A penetration tester identifies the following findings during an external vulnerability scan: Which of the following attack strategies should be prioritized from the scan results above?
A.
Obsolete software may contain exploitable components.
B.
Weak password management practices may be employed.
C.
Cryptographically weak protocols may be intercepted.
D.
Web server configurations may reveal sensitive information.
PenTest+ Practice Tests Book - SYBEX
D. - Port 21 is for TCP and FTP and is used as a control port. Port 80 is for TCP and HTTP and is used for transferring web pages. Port 443 is used for TCP, HTTPS, and is HTTP over TLS/SSL and is for encrypted transmission. In this scenario, all the ports that the penetration tester has discovered have to do with the Web. So, the answer for this question would be that sensitive information may be revealed on the web servers since those were the ports indicated during the vulnerability scan.
A. >>> https://vigilance.fr/vulnerability/Apache-httpd-mod-rewrite-open-redirect-31923
"An attacker can deceive the user of Apache httpd mod_rewrite, in order to redirect him to a malicious site."
Remediation
Upgrade to the latest version of Apache. This issue was fixed in Apache httpd 2.4.41.
So, thinking about this.
C can be ruled out ... you are EXTERNAL ... so under normal circumstancen now way to intercep traffic.
So translating the Rest to the Real world:
First thing i would do is goging for
A. Oboslet Software ...
Maybe there is an Apache exploit out there that gives me RCE.
This would be the shortest attach path.
you could also try to go for weak FTP User Passwords ... but that give you only access to the data of that User.
An Apache exploit would give you access to all.
D. Also is not usefull ... in the Vul. Listing thers no indication that thers a wrong configuration.
Seaching for Exposed config would help finding vulnerabilitys ..
But if A. is allready successfull i don't need to find any other vulnerabillitys.
I agree with this analysis. A seems to be the logical follow-up action. If I see an old Apache server version, you can be sure I'll check for an exploit to some RCE... If it's D, then whoever designed the question/answer on this one has zero industry experience.
D - Explanation: Port 21 is for TCP and FTP and is used as a control port. Port 80 is for TCP and HTTP and is used for transferring web pages. Port 443 is used for TCP, HTTPS, and is HTTP over TLS/SSL and is for encrypted transmission. In this scenario, all the ports that the penetration tester has discovered have to do with the Web. So, the answer for this question would be that sensitive information may be revealed on the web servers since those were the ports indicated during the vulnerability scan.

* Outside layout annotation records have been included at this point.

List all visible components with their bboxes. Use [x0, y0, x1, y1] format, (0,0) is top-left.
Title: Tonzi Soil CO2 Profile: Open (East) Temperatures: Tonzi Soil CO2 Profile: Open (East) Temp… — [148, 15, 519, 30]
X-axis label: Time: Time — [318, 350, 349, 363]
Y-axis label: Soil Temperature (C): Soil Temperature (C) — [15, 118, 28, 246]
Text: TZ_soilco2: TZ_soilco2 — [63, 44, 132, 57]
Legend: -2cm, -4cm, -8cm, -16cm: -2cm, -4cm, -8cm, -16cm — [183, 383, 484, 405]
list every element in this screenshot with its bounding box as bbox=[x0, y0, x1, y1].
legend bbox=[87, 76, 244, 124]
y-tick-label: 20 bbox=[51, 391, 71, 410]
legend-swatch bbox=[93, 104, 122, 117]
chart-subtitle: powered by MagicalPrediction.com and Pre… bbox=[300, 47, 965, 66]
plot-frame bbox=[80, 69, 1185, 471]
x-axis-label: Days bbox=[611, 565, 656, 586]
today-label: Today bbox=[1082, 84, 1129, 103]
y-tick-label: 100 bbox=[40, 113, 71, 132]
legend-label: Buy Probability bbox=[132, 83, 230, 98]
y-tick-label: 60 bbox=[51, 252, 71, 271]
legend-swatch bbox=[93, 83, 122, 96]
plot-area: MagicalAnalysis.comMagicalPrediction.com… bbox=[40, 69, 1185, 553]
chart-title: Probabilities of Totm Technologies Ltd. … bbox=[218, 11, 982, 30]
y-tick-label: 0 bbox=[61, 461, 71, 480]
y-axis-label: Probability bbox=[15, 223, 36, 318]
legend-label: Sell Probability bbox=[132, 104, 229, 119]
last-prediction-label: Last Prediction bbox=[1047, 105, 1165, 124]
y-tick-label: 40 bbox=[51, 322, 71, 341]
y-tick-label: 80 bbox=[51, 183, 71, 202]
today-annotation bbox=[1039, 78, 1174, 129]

It's A, note it says on an EXTERNAL vulnerability scan.
Ok so HTTP and FTP traffic happens without encryption but how exactly are you intercepting legit user traffic from outside the network?
Lots of out-dated items here: Old Windows Server, old Apache, mod_rewrite, lots to potentially exploit.
Definitely C or D... but I could see an argument for both. But since this is a web server, and it is "configured" to send traffic with weak cleartext protocols, I would choose D.
Apache mod_rewrite vulnerability cve-2006-3747
https://www.drupal.org/forum/general/news-and-announcements/2006-08-11/apache-mod_rewrite-vulnerability-cve-2006-3747
CVSS v2 Base Score: 7.6 HIGH
I'd go for A due to they mention mod_rewrite enabled. But who knows, depending on how many drinks the comptia guy had when writing this question, then it'd be D.
Maybe: Cryptographically weak protocols may be intercepted?
Note that Winodows 2012 is has port 21 open. Port 21 is usually for FTP. FTP passes information, including passwords, in clear text. Also, FTP is *not* a web protocol. FTP has been around long before the web.
Port 21 is known to be easily exploitable: "Port 21 - FTP: This exploit is pretty simple; you go into the metasploitable framework, choose the vsftpd_234 backdoor exploit, set the target IP, and run the exploit. This backdoor gives us root access to the Metasploitable machine."
https://akvilekiskis.com/work/metasploitable/index.html
i think it's D. I initially thought of C as well, but looking at the Vulnerability column, it just says Windows Server 2012 host found, then port 21, what's the connection, right? Might be FA.
Maybe A. Obsolete software may contain exploitable components?
Obsolete, unsupported, software is always a concern.
According to the scan, there is obsolete software. For example there are several unsupported versions of Apache found. Also SSLv3 can be a problem.